Mad love fonctionne en vase clos qu’il faut alimenter avec grandes précautions. Un peu comme un bocal à la contenance limitée qu’on ne peut vider qu’entièrement ou pas du tout, le jeu se nourrira de nos erreurs ou de nos bons choix, les réinjectant sans cesse sur le plateau dans un cercle qui sera vertueux ou vicieux selon nos capacités d’appréhension. Un plateau favorable sera synonyme de victoire facile tandis qu’il faudra déployer des trésors de précautions pour améliorer un plateau un peu trop piégé. La moindre seconde d’inattention vous fera immédiatement perdre le fil du placement des cartes sur le plan des rêves. Avec seulement 17 cartes à jouer (+1 carte de score) et des doublons dans les cartes, les même effets sont destinés à revenir régulièrement. Le jeu est résolument plus répressif qu’orienté vers votre victoire. Il faudra batailler pour garder constamment les maigres cartes Amour sous la main et de petites pointes d’appréhensions parsèmeront la partie à mesure que les oublis s’accumuleront.

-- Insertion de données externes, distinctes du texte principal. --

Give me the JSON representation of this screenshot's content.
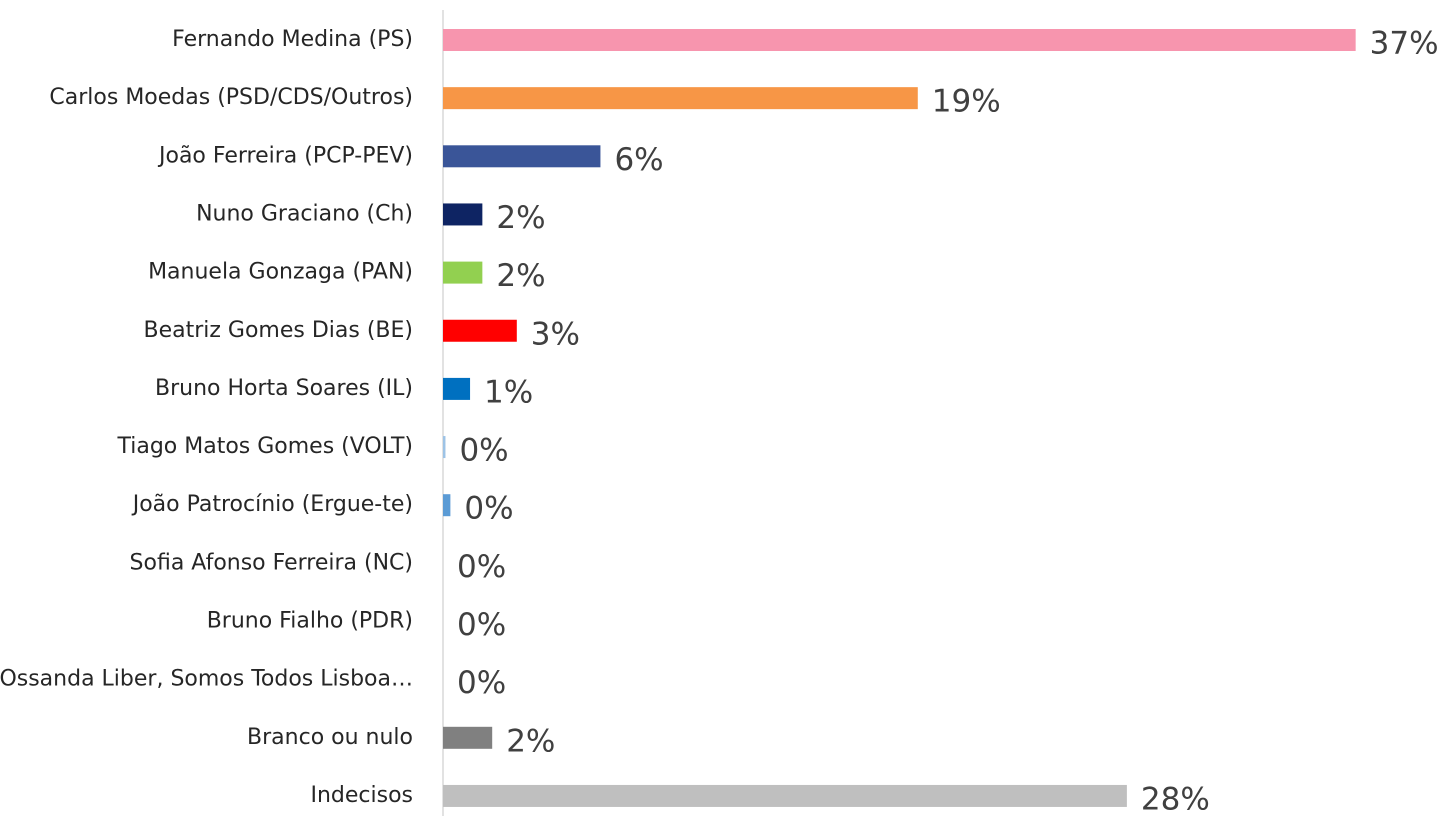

Le thème de Mad love est aussi plaisant qu’il est plaqué sur le jeu. Les actions mécaniques n’ont pas vraiment de logique dans cet environnement tel qu’il est décrit, ce qui peut rendre les (pourtant très peu nombreuses) options un tantinet confuses. Puisqu’elles n’ont pas de cohérence spécifique en dehors de l’équilibrage de la partie, les contraintes qui parsèment les tours de jeux sont initialement un peu absconses. Une poussée horizontale ne déclenche pas les mêmes effets qu’une poussée verticale, sans véritable raison thématique. Chaque joueur doit de même obligatoirement jouer sa carte la plus ancienne, ce qui, bien que logique en y réfléchissant d’un point de vue de design théorique, s’avère absolument contrintuitif. Une fois les quelques points de règles atypiques assimilés, le jeu se révèle étrangement ensorcelant. Quoi que très rapide, une partie en appelle étrangement une autre, comme si l’Appel était trop fort, jusqu’à ce que la folie nous prenne.

[1] Dit le gars qui ne l’a pas fait à l’époque.